BNSF must own up to risks of oil, coal trains

Drug company ads on TV — ads European countries don’t allow on television — are required to warn of possible dangerous side effects that could kill us.

We’d be somewhat safer and more aware of urgent policy choices we face if rail, oil and gas companies were required to warn about risks of extracting and transporting fossil fuels.

Even as more is known about the dangers of reliance on fossil fuels, big rail, oil and gas companies, driven by a priority on profits, are spending billions either ignoring or denying scientific evidence and painting a rosy picture about what they’re doing.

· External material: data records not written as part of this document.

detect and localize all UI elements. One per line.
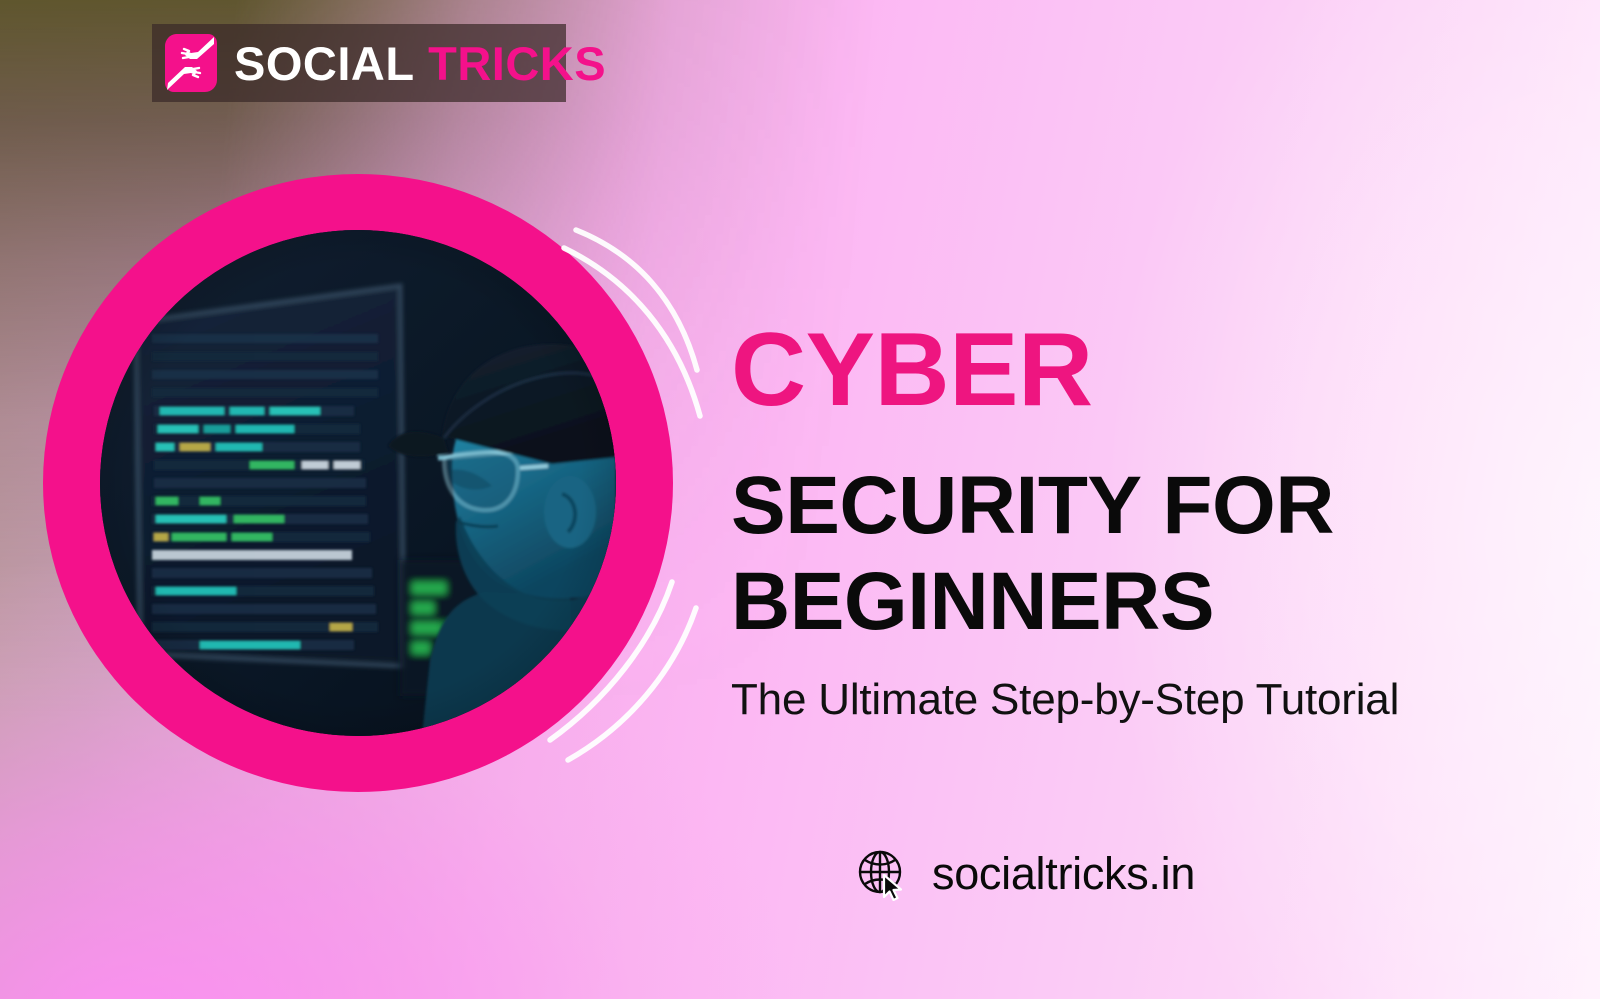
website-footer[interactable]: socialtricks.in: [854, 845, 1195, 901]
headline-line-1: SECURITY FOR: [731, 460, 1531, 552]
hero-circle: [43, 174, 673, 792]
hacker-at-monitor-photo: [100, 230, 616, 736]
brand-logo-badge[interactable]: SOCIAL TRICKS: [152, 24, 566, 102]
headline-block: CYBER SECURITY FOR BEGINNERS The Ultimat…: [731, 318, 1531, 726]
brand-word-social: SOCIAL: [234, 37, 415, 90]
headline-eyebrow: CYBER: [731, 318, 1531, 422]
headline-subtitle: The Ultimate Step-by-Step Tutorial: [731, 674, 1531, 727]
website-url-text: socialtricks.in: [932, 851, 1195, 896]
poster-canvas: SOCIAL TRICKS: [0, 0, 1600, 999]
helping-hands-icon: [164, 32, 218, 94]
brand-wordmark: SOCIAL TRICKS: [234, 40, 606, 87]
headline-line-2: BEGINNERS: [731, 556, 1531, 648]
brand-word-tricks: TRICKS: [428, 37, 606, 90]
globe-cursor-icon: [854, 845, 910, 901]
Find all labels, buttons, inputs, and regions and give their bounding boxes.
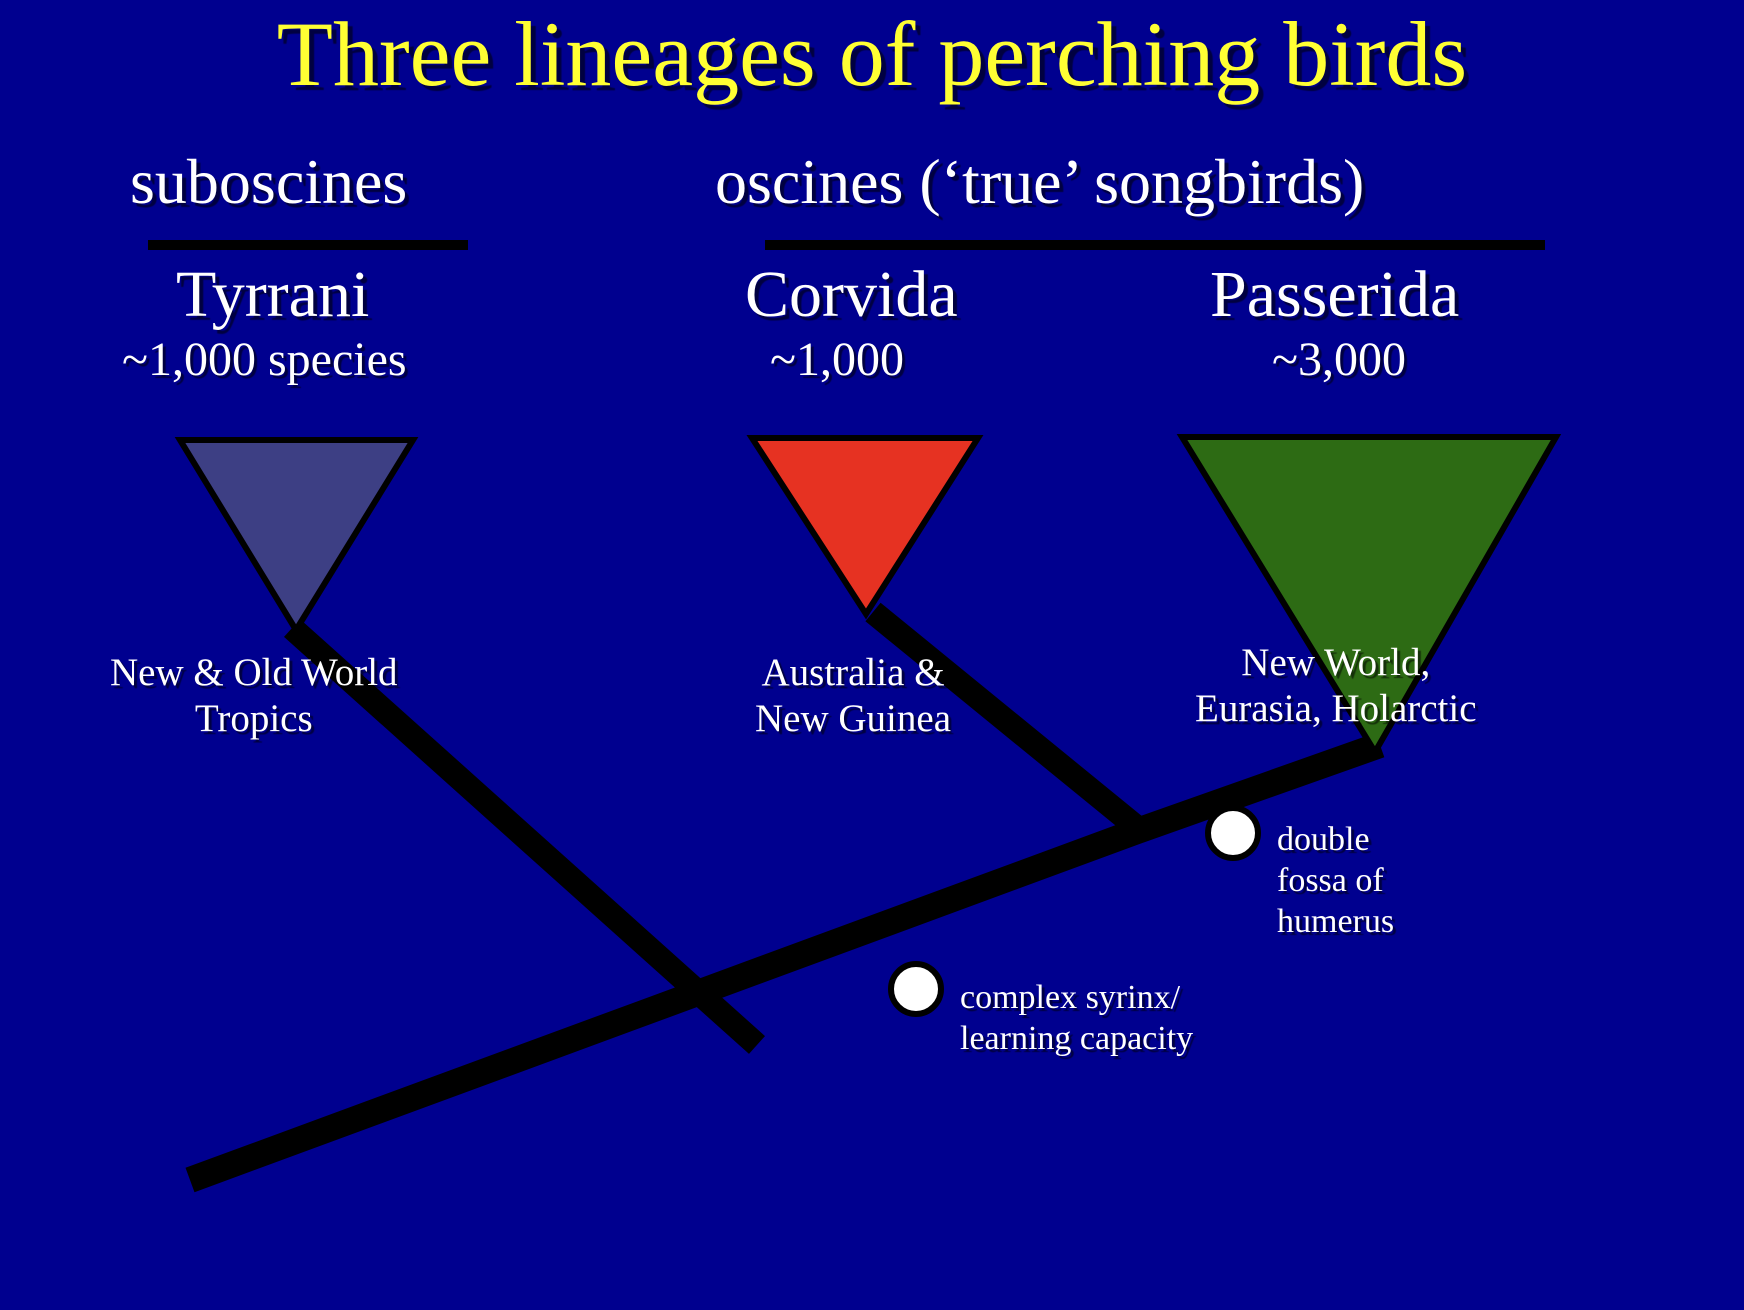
- region-line: Eurasia, Holarctic: [1195, 686, 1477, 732]
- node-annotation-humerus: double fossa of humerus: [1277, 820, 1394, 942]
- region-label-passerida: New World, Eurasia, Holarctic: [1195, 640, 1477, 732]
- clade-triangle-corvida: [752, 438, 978, 614]
- node-annotation-line: learning capacity: [960, 1019, 1193, 1060]
- clade-count-passerida: ~3,000: [1272, 336, 1406, 384]
- node-marker-humerus: [1208, 808, 1258, 858]
- region-line: New World,: [1195, 640, 1477, 686]
- region-line: New Guinea: [755, 696, 951, 742]
- clade-name-tyrrani: Tyrrani: [176, 262, 369, 328]
- node-annotation-line: humerus: [1277, 902, 1394, 943]
- clade-name-passerida: Passerida: [1210, 262, 1459, 328]
- region-line: New & Old World: [110, 650, 398, 696]
- node-annotation-line: double: [1277, 820, 1394, 861]
- region-label-tyrrani: New & Old World Tropics: [110, 650, 398, 742]
- clade-triangle-tyrrani: [180, 440, 413, 630]
- clade-count-tyrrani: ~1,000 species: [122, 336, 407, 384]
- region-label-corvida: Australia & New Guinea: [755, 650, 951, 742]
- node-annotation-line: fossa of: [1277, 861, 1394, 902]
- node-annotation-syrinx: complex syrinx/ learning capacity: [960, 978, 1193, 1060]
- slide-canvas: Three lineages of perching birds subosci…: [0, 0, 1744, 1310]
- node-marker-syrinx: [891, 964, 941, 1014]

Burlington Northern Santa Fe, the largest U.S. commercial rail company, runs a TV ad that features the phrase, “BNSF: the engine that connects us,” but makes no reference to its controversial cross-continental business hauling coal, oil and gas. On its website’s list of FAQs, there is no question about risks of coal dust blowing off its cars into residential neighborhoods, including here in Everett, or to possible derailments and tank car explosions, including of newer supposedly safer cars, as happened this year in North Dakota when a BNSF oil train derailed and several cars burst and their contents burned. While BNSF officials say they’re committed to safer transport of fossil fuels, they also lobby against regulations that might make the process less dangerous.

A BP TV ad emphasizes its concern for “safety, energy security and support for the American economy,” making the company sound like a philanthropic foundation. BP’s record tells a different story. Before the BP Deepwater Horizon oil platform exploded, killing 11 workers and generating a catastrophic oil spill in the Gulf of Mexico, workers expressed concerns about safety but feared reprisals if they pressed their concerns. When it comes to natural gas extraction and the controversial practice of hydraulic fracturing, like other big oil companies, BP touts “worker and community safety” as a high priority, but so far keeps many of its methods secret and reports very little publicly about how these measure up related to potential community and environmental risks. BP and other oil companies often lobby against fracking regulation.

Despite huge environmental and financial risks, Royal Dutch Shell is proceeding with its giant gamble to drill for oil in the Arctic. After legal challenges and a flotilla of kayaks failed to stop the project, two huge rigs, the Polar Pioneer and Noble Discover, plus thirty support vessels headed north to the Arctic. Shell is being permitted to push ahead even after a failed Arctic drilling operation in 2012, during which its oil rig Kuluk ran aground, an accident the U.S. Coast Guard blamed on Shell’s “inadequate assessment and management of risks.” Recently, The Wall Street Journal reported two new problems. Risks of drilling to sea life in the area, especially to walruses, have led to a federal restriction that likely will limit Shell to drilling only one well instead of two this summer. A crack in the hull of a support vessel has raised additional questions about Shell’s capacity to respond to a possible spill. Hopefully, it won’t take a terrible accident to force a halt to Shell’s gamble.

The risks and dangers of mining, dry-land and deep-water drilling, fracking and transporting fossil fuels, more fundamentally, need to be considered in the context of the climate change crisis. It’s not just what oil companies are not saying that threatens us and the global habitat, but what we already know with a very high degree of certainty based on the consensus of thousands of respected scientists, supported by a vast majority of civic and religious leaders, including Pope Francis. Here in the Pacific Northwest this year, the extremely low snowpack, lack of rain, and record number of 90 degree days should motivate us to read the report on Climate Change Assessment in the United States, 2014 (nca2014.globalchange.gov). Most scientists who study climate change believe that in order to avoid even more dangerous and potentially catastrophic increases in the percentage of carbon dioxide in the atmosphere, we should immediately adopt two goals: to keep as much of remaining fossil fuels in the ground as possible and urgently shift to reliance on renewable energy sources. While oil and gas companies could help us avoid environmental disaster and make this shift, so far there’s little evidence they will. New policies needed require urgent, public citizen action.

Ron Young is a resident of Everett. He and his family live less than three blocks from tracks regularly used by BNSF coal and oil trains.